A section of reeled tubing 24 is stored on a reel 26 above ground and is injected into the casing 10 by an injector 28. The reeled tubing 24 is preferably fabricated from soft-sheet steel which is rolled and induction welded along its length before being spooled onto the reel 26. The tubing is then heat-treated on the reel to stress-relieve the tubing wall and the seam weld. Several sections of the tubing are then butt-welded together to achieve lengths of up to several thousand feet.

It is understood that a manifold (not shown) is provided which includes the necessary pumps, valves, and fluid reservoirs to discharge a fluid into and through the reeled tubing 24. It is also understood that a wellhead valve (not shown) can be used to control vertical access to, and fluid communication with, the upper portion of the well tubing, and blowout preventers, or the like (not shown), can be installed to block fluid flow during emergency conditions. Since these components are conventional they will not be described in any further detail.
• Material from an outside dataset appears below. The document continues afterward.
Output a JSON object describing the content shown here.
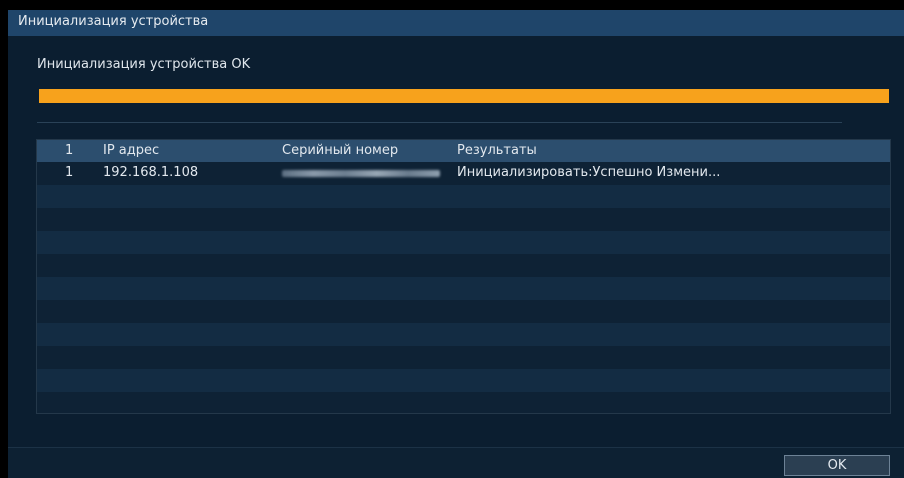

The reeled tubing 24 extends into the well tubing 18 and is connected to a string of components disposed within the well tubing 18 as shown in detail in FIGS. 2A-2G. More particularly a connector 30 (FIG. 2A) is provided which connects the leading end portion of the reeled tubing 24 to an indexing union assembly 32. The connector 30 includes an end sub 40 having a lower end portion, as viewed in FIG. 2A, provided with external threads 40a to receive a corresponding internally threaded sub (to be described) of the indexing union assembly 32. An annular flange is formed on the inner surface of the sub 40 to define a shoulder 40b. The connector 30 receives the reeled tubing 24 with the corresponding end of the reeled tubing 24 abutting against the shoulder 40b which thus functions as a load-bearing surface. An annular groove is formed in the inner surface of the sub 40 which receives an elastomeric seal ring 42 for engaging a corresponding portion of the outer wall of the reeled tubing 24.

The outer surface of the upper end portion of the sub 40 is tapered inwardly and a plurality of angularly-spaced windows are formed through the latter tapered sleeve portion which respectively receive and support a corresponding number of locking slips 44. Although not shown in the drawings it is understood that, according to a preferred embodiment, seven windows are angularly spaced around the tapered end portion of the sleeve 40 which receive a corresponding number of locking slips 44. The outer surfaces of the slips 44 are tapered in a manner to compliment the taper of the upper end portion of the sub 40, and the inner surfaces of the slips are provided with teeth 44a which engage the outer surface of the reeled tubing 24 in the connected position shown. The portion of the sub 40 through which the windows extend define flat surfaces against which the corresponding surface of the slips 44 can abutt, thus positively retaining the slips in the windows.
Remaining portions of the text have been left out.